A su vez, la encuesta arroja otros datos como una mejora de la percepción de la mejora de la Administración del Ayuntamiento de Madrid para los cinco años previos, que, si en 2014 se situaba en un 8,5%, para el año 2017 la cifra asciende a 35,8% (Ayto. Madrid, 2018a; 79). O la consideración de que, dentro de las tres administraciones públicas bajo cuya jurisdicción se encuentra la ciudad, el Ayuntamiento se erige como aquella con mejor funcionamiento para la mayoría de los encuestados, con un 32,5%. Por último, dentro de la encuesta puede resaltarse el alcance de máximos en la percepción de transparencia y de calidad en la gestión del Ayuntamiento, con un 48,9% y 57,7% (Ayto. Madrid, 2018a; 80 y 82).

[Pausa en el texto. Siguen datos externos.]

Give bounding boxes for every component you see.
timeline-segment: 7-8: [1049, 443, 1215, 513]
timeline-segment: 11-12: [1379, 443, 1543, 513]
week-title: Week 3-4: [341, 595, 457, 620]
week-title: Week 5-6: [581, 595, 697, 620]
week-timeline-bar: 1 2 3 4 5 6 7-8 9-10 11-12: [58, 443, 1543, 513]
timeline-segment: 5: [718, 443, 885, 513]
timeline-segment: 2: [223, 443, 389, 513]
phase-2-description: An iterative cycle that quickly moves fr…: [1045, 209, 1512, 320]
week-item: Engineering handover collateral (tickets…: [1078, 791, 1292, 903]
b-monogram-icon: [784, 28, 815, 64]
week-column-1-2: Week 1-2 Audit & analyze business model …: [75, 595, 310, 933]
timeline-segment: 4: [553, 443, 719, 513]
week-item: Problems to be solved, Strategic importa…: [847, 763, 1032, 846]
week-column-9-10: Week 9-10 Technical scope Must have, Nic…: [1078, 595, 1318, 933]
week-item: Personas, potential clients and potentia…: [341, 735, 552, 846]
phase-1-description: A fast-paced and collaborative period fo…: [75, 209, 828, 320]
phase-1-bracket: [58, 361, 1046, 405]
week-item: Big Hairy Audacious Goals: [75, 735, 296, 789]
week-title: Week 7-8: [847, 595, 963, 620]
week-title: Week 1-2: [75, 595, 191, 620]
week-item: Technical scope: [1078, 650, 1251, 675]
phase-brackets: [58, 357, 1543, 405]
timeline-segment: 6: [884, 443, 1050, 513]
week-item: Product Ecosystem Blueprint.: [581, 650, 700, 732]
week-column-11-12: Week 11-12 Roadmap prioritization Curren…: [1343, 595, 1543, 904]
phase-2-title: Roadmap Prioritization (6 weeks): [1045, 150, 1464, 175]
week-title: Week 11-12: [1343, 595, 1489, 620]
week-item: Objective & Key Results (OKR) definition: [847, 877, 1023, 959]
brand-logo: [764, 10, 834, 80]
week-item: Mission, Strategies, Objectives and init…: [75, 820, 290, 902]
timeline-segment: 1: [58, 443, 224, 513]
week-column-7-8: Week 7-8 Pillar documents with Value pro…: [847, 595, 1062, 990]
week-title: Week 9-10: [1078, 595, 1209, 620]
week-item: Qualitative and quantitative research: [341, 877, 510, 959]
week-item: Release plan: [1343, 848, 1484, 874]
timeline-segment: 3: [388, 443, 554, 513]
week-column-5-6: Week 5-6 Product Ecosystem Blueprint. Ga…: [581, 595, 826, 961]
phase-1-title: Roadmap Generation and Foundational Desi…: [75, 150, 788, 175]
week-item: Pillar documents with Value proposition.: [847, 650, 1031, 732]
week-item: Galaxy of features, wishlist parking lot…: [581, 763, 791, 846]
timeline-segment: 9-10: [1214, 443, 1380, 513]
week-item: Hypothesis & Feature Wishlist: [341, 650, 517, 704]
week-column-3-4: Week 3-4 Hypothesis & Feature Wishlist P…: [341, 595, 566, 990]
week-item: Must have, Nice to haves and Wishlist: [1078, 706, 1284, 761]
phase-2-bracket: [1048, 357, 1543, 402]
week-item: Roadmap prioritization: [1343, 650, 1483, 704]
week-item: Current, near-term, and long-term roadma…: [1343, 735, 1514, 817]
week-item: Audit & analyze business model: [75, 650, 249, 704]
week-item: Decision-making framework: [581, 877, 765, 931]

Aunque queden aún muchos aspectos en los que avanzar, como una mayor igualdad de oportunidades entre hombres y mujeres, nacionales y extranjeros o barrios céntricos y periféricos, Madrid ha cambiado sus dinámicas y la administración se ha vuelto más cercana a la ciudadanía, o al menos la percepción de esta así lo indica.
Son todo este tipo de procesos participativos los que hacen implicarse a la ciudadanía, independientemente de su origen social, en la gestión colectiva y que pueden combatir el repliegue antidemocrático que se vive, especialmente en Europa, desde el estallido de la crisis económica, social y de valores.